El gol opaco, el partido más triste
Todo empezó con la ocurrencia de que se podía jugar con el Barça vestido de bandera
Esa imagen de Busquets celebrando para su familia, para nadie más, el solo, sin abrazos, sin entusiasmo, sin alegría, el gol más solitario de la historia del Barça, es la imagen misma de la tristeza del fútbol, de la inconsistencia de un juego que no es nada si no hay ni espectadores ni lucha ni ambición por ganar ni por nada. Jugar para cumplir un trámite, noventa minutos de soledad. Un partido envasado al vacío, una consecuencia más de un despropósito político que descarriló al final hasta en las vías de la competición liguera.
La directiva del Barça consumó la apropiación indebida del espíritu del equipo y lo convirtió en parte integrante del debate catalán, como si esa manera de ser azulgrana fuera indicador determinante de la jornada más difícil de Cataluña (y de España) en cuarenta años. El fútbol no es nada si no tiene quien lo vea; no es un vicio solitario, es algo mucho más colectivo; el fútbol es de los campos abiertos y habitados, de los estadios. Es un juego de muchos para otros muchos.

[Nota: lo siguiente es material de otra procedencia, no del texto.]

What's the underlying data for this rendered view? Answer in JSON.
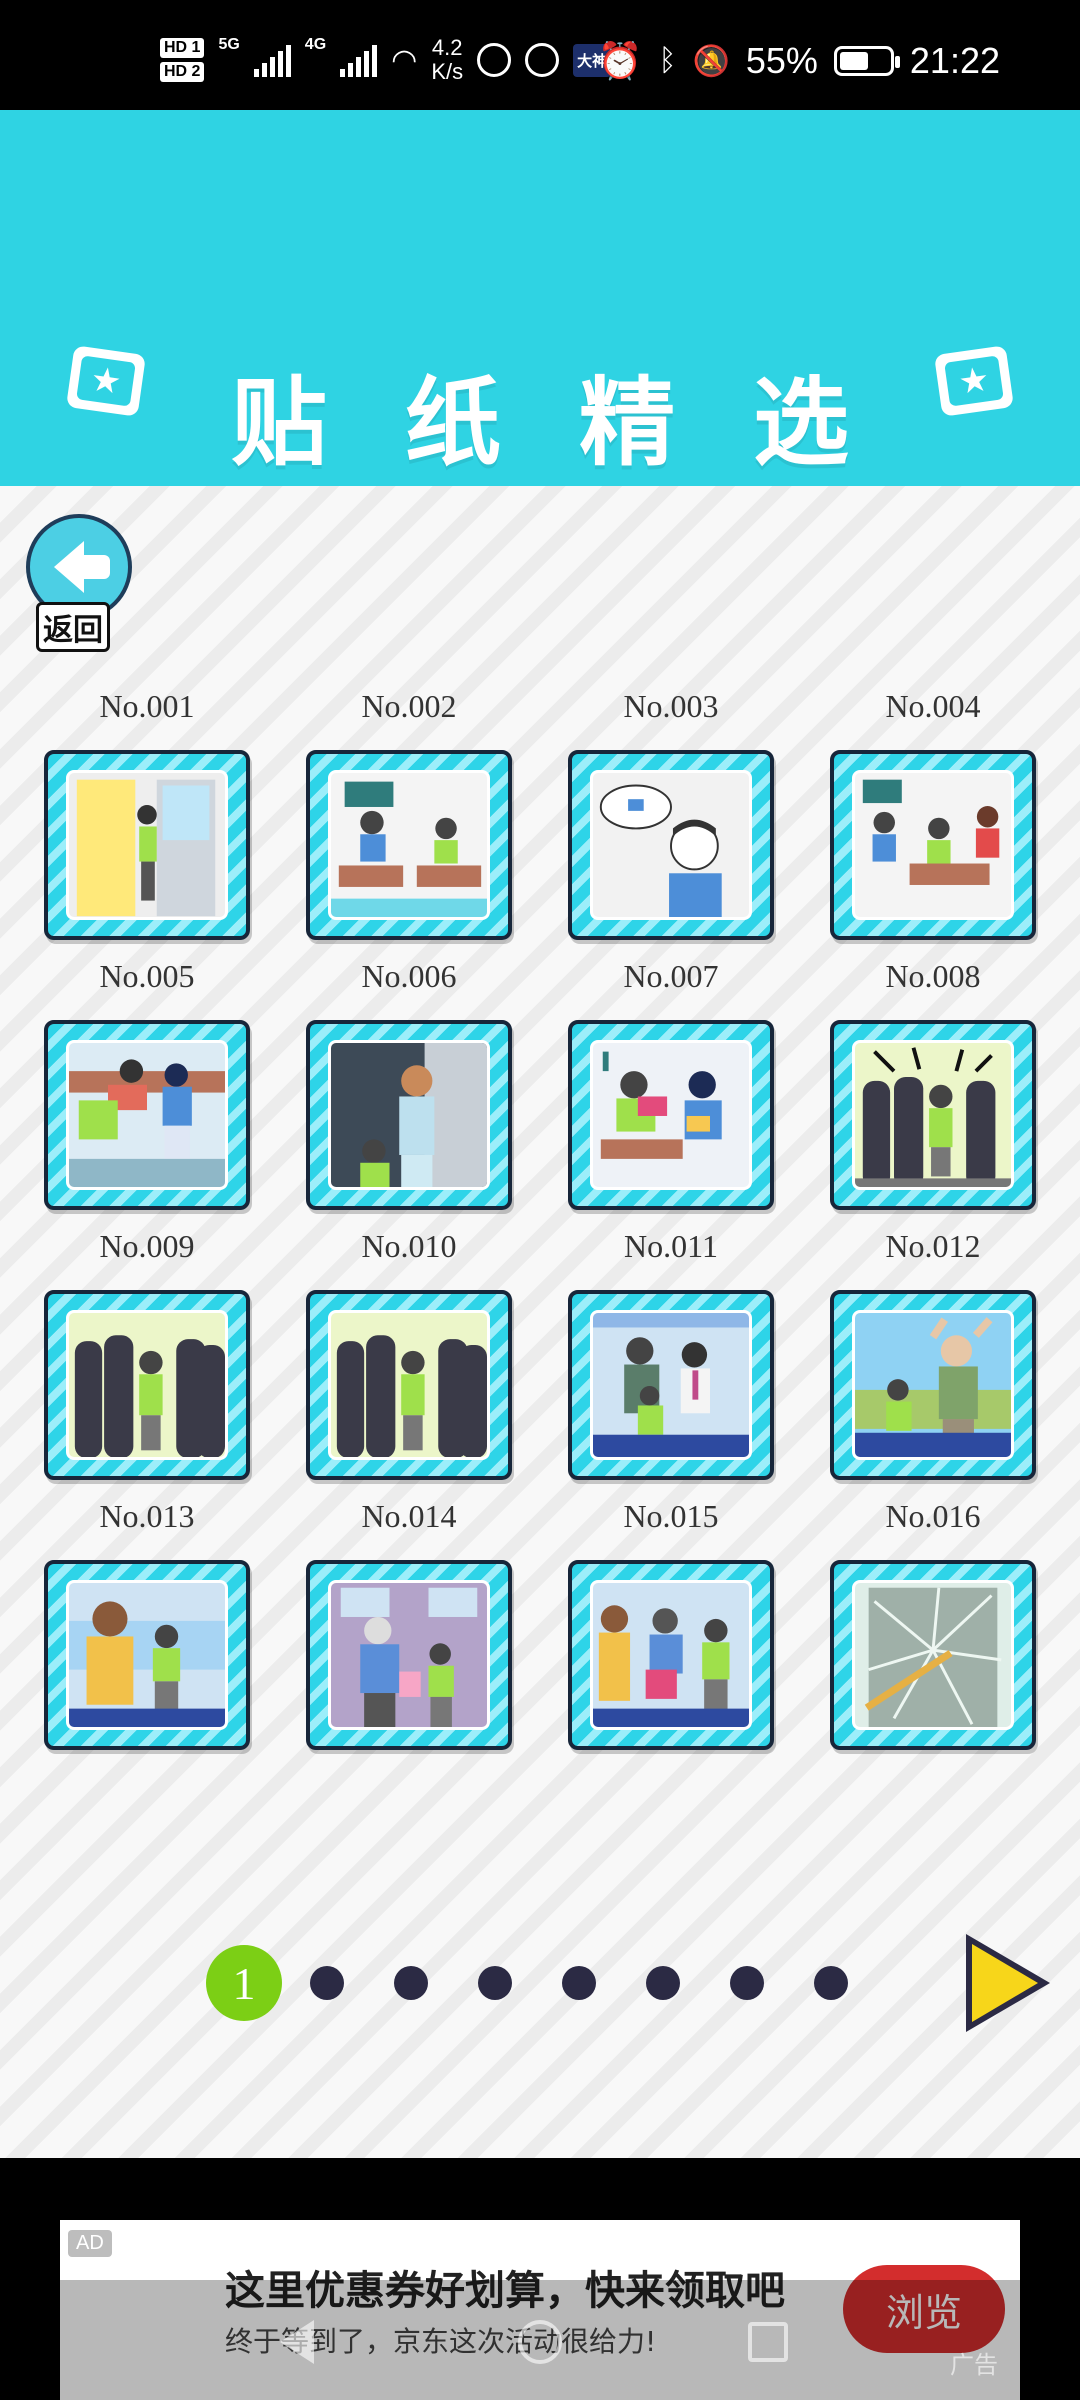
{
  "status_bar": {
    "hd1": "HD 1",
    "hd2": "HD 2",
    "net1": "5G",
    "net2": "4G",
    "speed_value": "4.2",
    "speed_unit": "K/s",
    "dashen": "大神",
    "battery_percent": "55%",
    "battery_level": 0.55,
    "time": "21:22"
  },
  "banner": {
    "title": "贴纸精选",
    "badge_icon": "star-card-icon"
  },
  "back_button": {
    "label": "返回",
    "icon": "arrow-left-icon"
  },
  "stickers": [
    {
      "label": "No.001",
      "scene": "door"
    },
    {
      "label": "No.002",
      "scene": "classroom-two"
    },
    {
      "label": "No.003",
      "scene": "thinking"
    },
    {
      "label": "No.004",
      "scene": "classroom-three"
    },
    {
      "label": "No.005",
      "scene": "desk-chase"
    },
    {
      "label": "No.006",
      "scene": "mother"
    },
    {
      "label": "No.007",
      "scene": "reading"
    },
    {
      "label": "No.008",
      "scene": "shadows-angry"
    },
    {
      "label": "No.009",
      "scene": "shadows"
    },
    {
      "label": "No.010",
      "scene": "shadows"
    },
    {
      "label": "No.011",
      "scene": "train"
    },
    {
      "label": "No.012",
      "scene": "old-man"
    },
    {
      "label": "No.013",
      "scene": "train-lady"
    },
    {
      "label": "No.014",
      "scene": "train-grandpa"
    },
    {
      "label": "No.015",
      "scene": "train-crowd"
    },
    {
      "label": "No.016",
      "scene": "broken-glass"
    }
  ],
  "pager": {
    "current": "1",
    "total_pages": 8,
    "next_icon": "next-triangle-icon"
  },
  "ad": {
    "tag": "AD",
    "title": "这里优惠券好划算，快来领取吧",
    "subtitle": "终于等到了，京东这次活动很给力!",
    "button": "浏览",
    "mark": "广告"
  },
  "colors": {
    "banner": "#2fd3e3",
    "page_active": "#7ccf15",
    "page_dot": "#2b2a44",
    "next_arrow": "#f7d61a",
    "ad_button": "#d32d2d"
  }
}
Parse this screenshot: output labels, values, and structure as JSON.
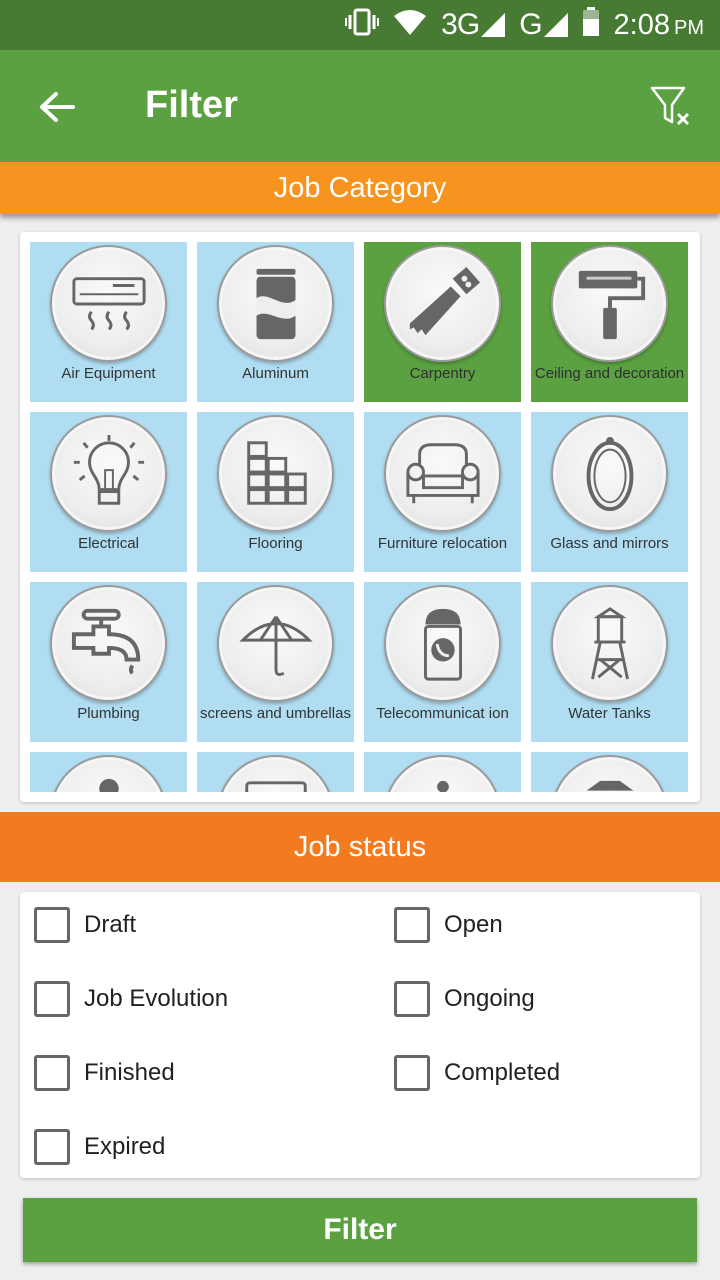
{
  "status_bar": {
    "network_3g": "3G",
    "network_g": "G",
    "time": "2:08",
    "ampm": "PM"
  },
  "app_bar": {
    "title": "Filter",
    "back_icon": "arrow-left-icon",
    "clear_icon": "filter-clear-icon"
  },
  "job_category": {
    "header": "Job Category",
    "items": [
      {
        "label": "Air Equipment",
        "icon": "air-conditioner-icon",
        "selected": false
      },
      {
        "label": "Aluminum",
        "icon": "can-icon",
        "selected": false
      },
      {
        "label": "Carpentry",
        "icon": "saw-icon",
        "selected": true
      },
      {
        "label": "Ceiling and decoration",
        "icon": "paint-roller-icon",
        "selected": true
      },
      {
        "label": "Electrical",
        "icon": "light-bulb-icon",
        "selected": false
      },
      {
        "label": "Flooring",
        "icon": "tiles-icon",
        "selected": false
      },
      {
        "label": "Furniture relocation",
        "icon": "armchair-icon",
        "selected": false
      },
      {
        "label": "Glass and mirrors",
        "icon": "mirror-icon",
        "selected": false
      },
      {
        "label": "Plumbing",
        "icon": "faucet-icon",
        "selected": false
      },
      {
        "label": "screens and umbrellas",
        "icon": "umbrella-icon",
        "selected": false
      },
      {
        "label": "Telecommunicat ion",
        "icon": "phone-booth-icon",
        "selected": false
      },
      {
        "label": "Water Tanks",
        "icon": "water-tower-icon",
        "selected": false
      },
      {
        "label": "",
        "icon": "worker-icon",
        "selected": false
      },
      {
        "label": "",
        "icon": "pipe-icon",
        "selected": false
      },
      {
        "label": "",
        "icon": "info-icon",
        "selected": false
      },
      {
        "label": "",
        "icon": "car-icon",
        "selected": false
      }
    ]
  },
  "job_status": {
    "header": "Job status",
    "options": [
      {
        "label": "Draft",
        "checked": false
      },
      {
        "label": "Open",
        "checked": false
      },
      {
        "label": "Job Evolution",
        "checked": false
      },
      {
        "label": "Ongoing",
        "checked": false
      },
      {
        "label": "Finished",
        "checked": false
      },
      {
        "label": "Completed",
        "checked": false
      },
      {
        "label": "Expired",
        "checked": false
      }
    ]
  },
  "filter_button": {
    "label": "Filter"
  },
  "colors": {
    "primary": "#5ba142",
    "primary_dark": "#477b33",
    "accent": "#f7941f",
    "tile": "#b0ddf2"
  }
}
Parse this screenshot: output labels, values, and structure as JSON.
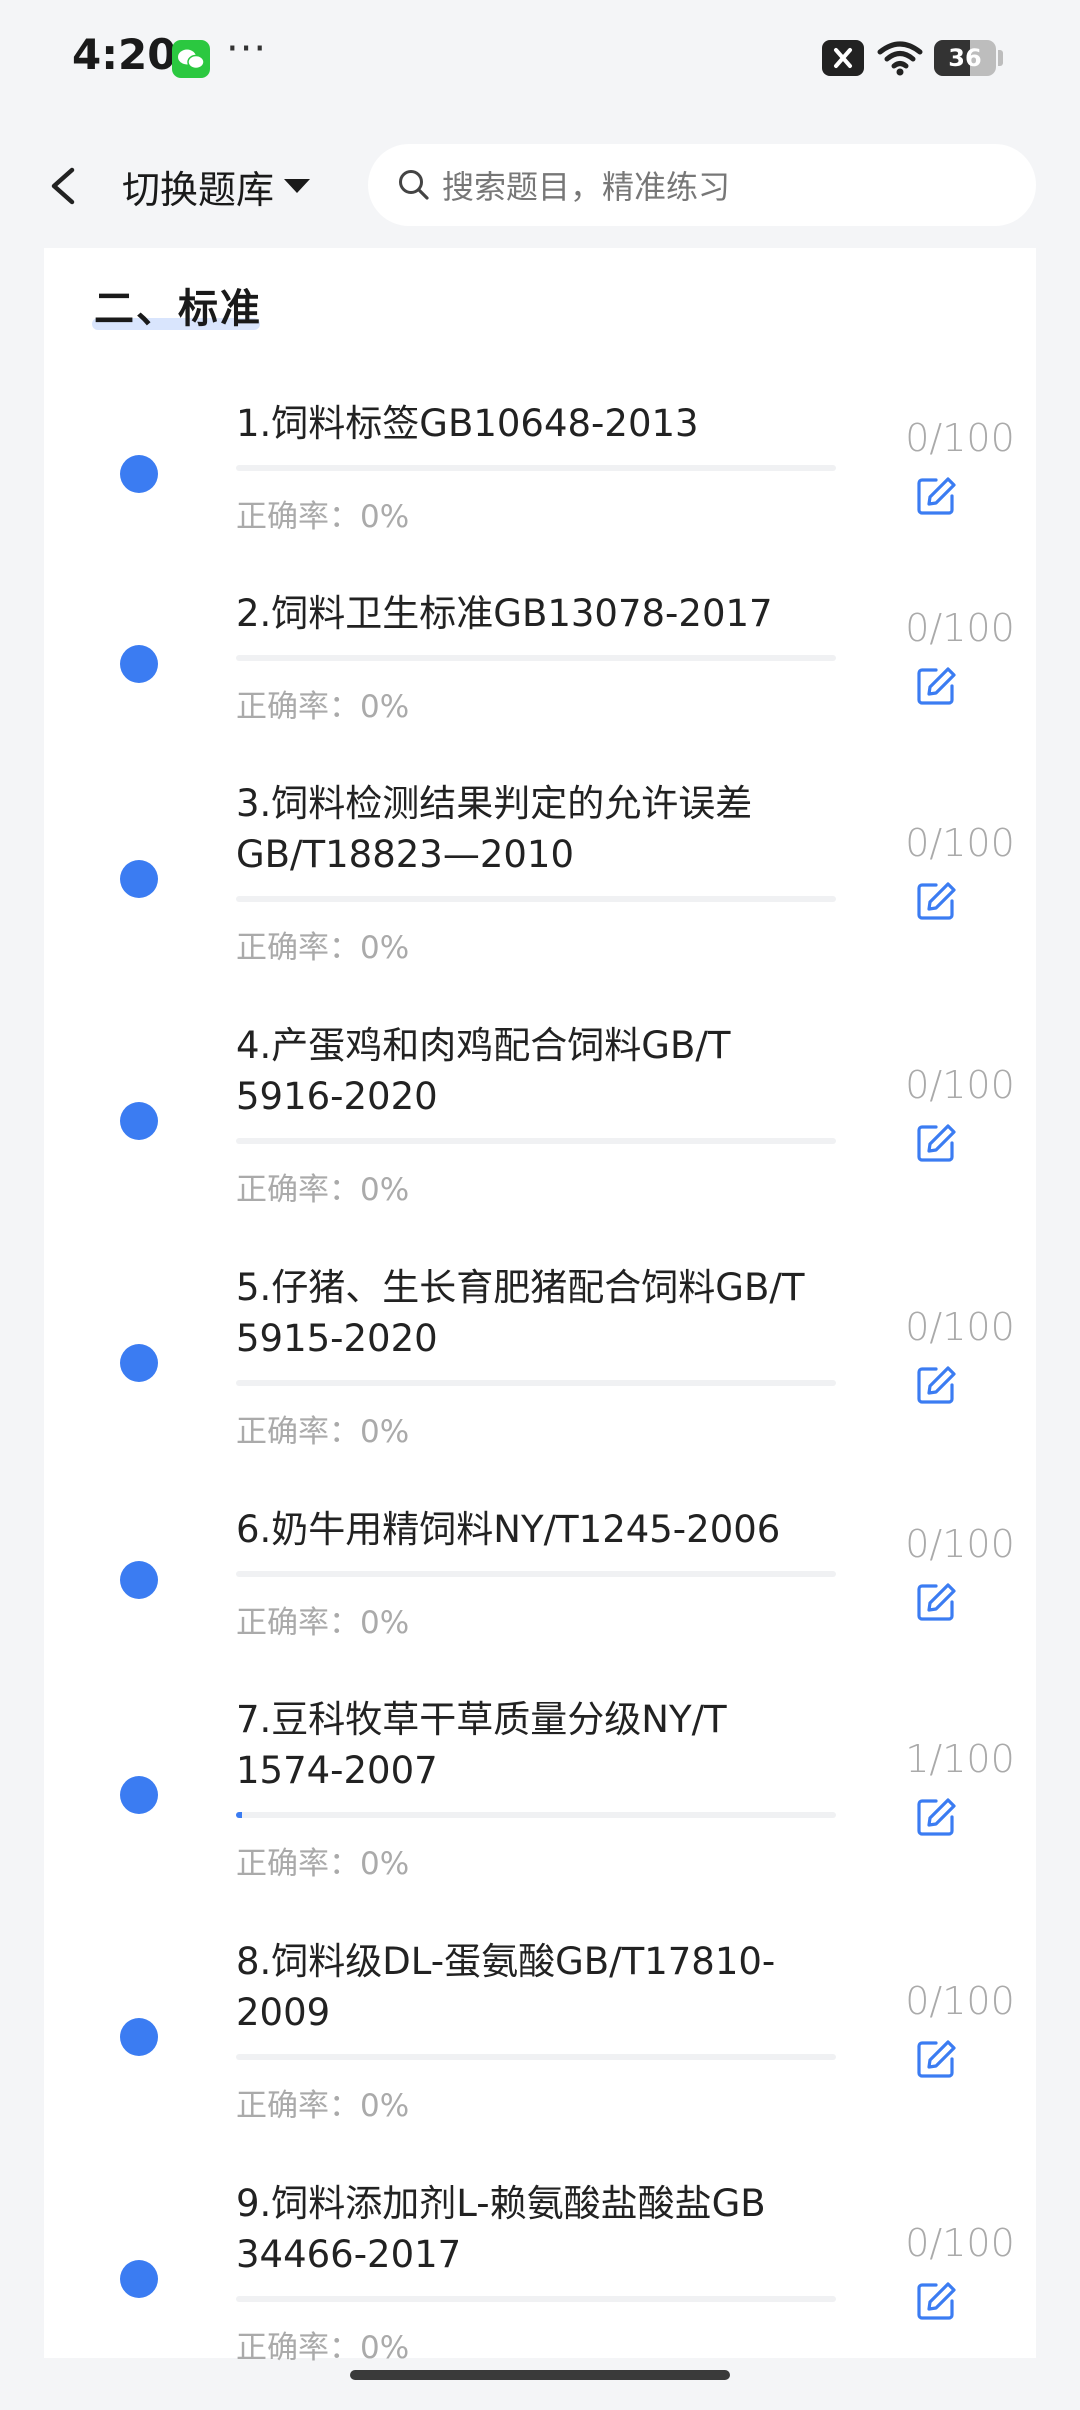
{
  "status_bar": {
    "time": "4:20",
    "dots": "···",
    "battery": "36"
  },
  "header": {
    "switch_label": "切换题库",
    "search_placeholder": "搜索题目，精准练习"
  },
  "section": {
    "title": "二、标准"
  },
  "colors": {
    "accent": "#3b7cf2",
    "muted": "#aaaaaa"
  },
  "items": [
    {
      "title": "1.饲料标签GB10648-2013",
      "count": "0/100",
      "accuracy": "正确率：0%",
      "progress": 0
    },
    {
      "title": "2.饲料卫生标准GB13078-2017",
      "count": "0/100",
      "accuracy": "正确率：0%",
      "progress": 0
    },
    {
      "title": "3.饲料检测结果判定的允许误差GB/T18823—2010",
      "count": "0/100",
      "accuracy": "正确率：0%",
      "progress": 0
    },
    {
      "title": "4.产蛋鸡和肉鸡配合饲料GB/T 5916-2020",
      "count": "0/100",
      "accuracy": "正确率：0%",
      "progress": 0
    },
    {
      "title": "5.仔猪、生长育肥猪配合饲料GB/T 5915-2020",
      "count": "0/100",
      "accuracy": "正确率：0%",
      "progress": 0
    },
    {
      "title": "6.奶牛用精饲料NY/T1245-2006",
      "count": "0/100",
      "accuracy": "正确率：0%",
      "progress": 0
    },
    {
      "title": "7.豆科牧草干草质量分级NY/T 1574-2007",
      "count": "1/100",
      "accuracy": "正确率：0%",
      "progress": 0.01
    },
    {
      "title": "8.饲料级DL-蛋氨酸GB/T17810-2009",
      "count": "0/100",
      "accuracy": "正确率：0%",
      "progress": 0
    },
    {
      "title": "9.饲料添加剂L-赖氨酸盐酸盐GB 34466-2017",
      "count": "0/100",
      "accuracy": "正确率：0%",
      "progress": 0
    }
  ]
}
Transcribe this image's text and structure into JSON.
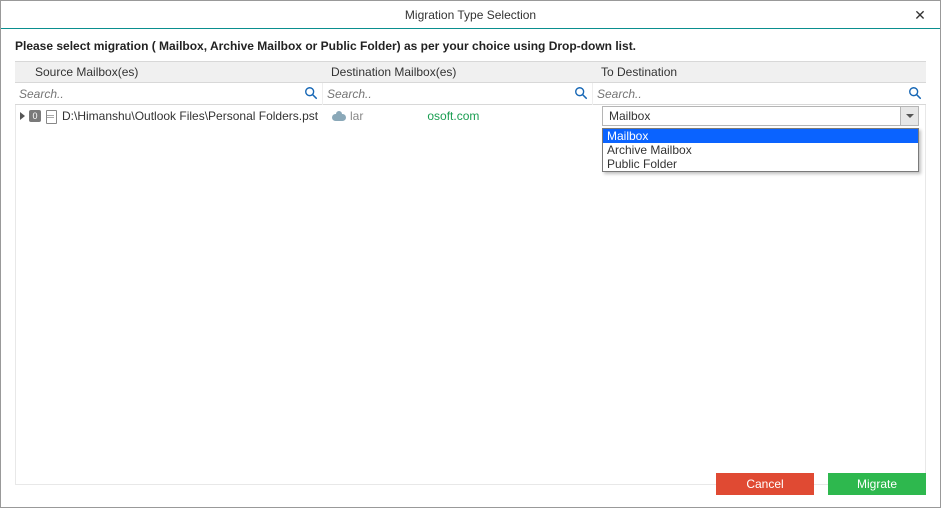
{
  "window": {
    "title": "Migration Type Selection"
  },
  "instruction": "Please select migration ( Mailbox, Archive Mailbox or Public Folder) as per your choice using Drop-down list.",
  "columns": {
    "source": "Source Mailbox(es)",
    "dest": "Destination Mailbox(es)",
    "todest": "To Destination"
  },
  "search": {
    "placeholder": "Search..",
    "source_value": "",
    "dest_value": "",
    "todest_value": ""
  },
  "row": {
    "badge": "0",
    "source_path": "D:\\Himanshu\\Outlook Files\\Personal Folders.pst",
    "dest_left": "lar",
    "dest_right": "osoft.com",
    "selected": "Mailbox"
  },
  "dropdown": {
    "options": [
      "Mailbox",
      "Archive Mailbox",
      "Public Folder"
    ],
    "highlighted": "Mailbox"
  },
  "buttons": {
    "cancel": "Cancel",
    "migrate": "Migrate"
  }
}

Y la gente que se quedó fuera del juego, los sesenta mil espectadores que se quedaron sin ese alimento, como consecuencia del desvarío político que domina hoy el escenario español, cuyo foco está en Cataluña, viven ahora la decepción extraña de ser protagonistas del partido más triste de nuestras vidas.
Un partido con mal fario. Empezó con la ocurrencia de que se podía jugar con el Barça vestido de bandera. Después vino la ocurrencia de la directiva grancanaria, que la muy noble Unión Deportiva jugara con el emblema español en la camiseta, y ya terminó con esa discusión de la directiva sobre cómo hacerle más grato al procès y al referéndum el atardecer de este día aciago en Barcelona y en Cataluña y en España entera.
Los nombres propios, Bartomeu, Villarrubí, quedarán pequeños en la historia grande de este día, pero el partido mismo, este récord de melancolías, quedará pegado a mármol junto a las inconveniencias que las directivas le han hecho hacer al Barça de nuestros corazones.
Victoriano Crémer, el extraordinario poeta leonés, tiene un verso inolvidable: “¡Dios, qué vida, da rabia beber sin alegría!”
El verso se me vino a la memoria en el instante mismo en que Busquets celebró solo su gol de cabeza, tan bello y tan inútil como un pez muerto en un mar vacío. Dios, qué vida, qué rabia da el fútbol vacío, ese gol opaco.
Y Messi, claro, que ya no necesita eco tuvo a su abuela en el cielo y a los suyos en la tierra celebrando su costumbre de marcar.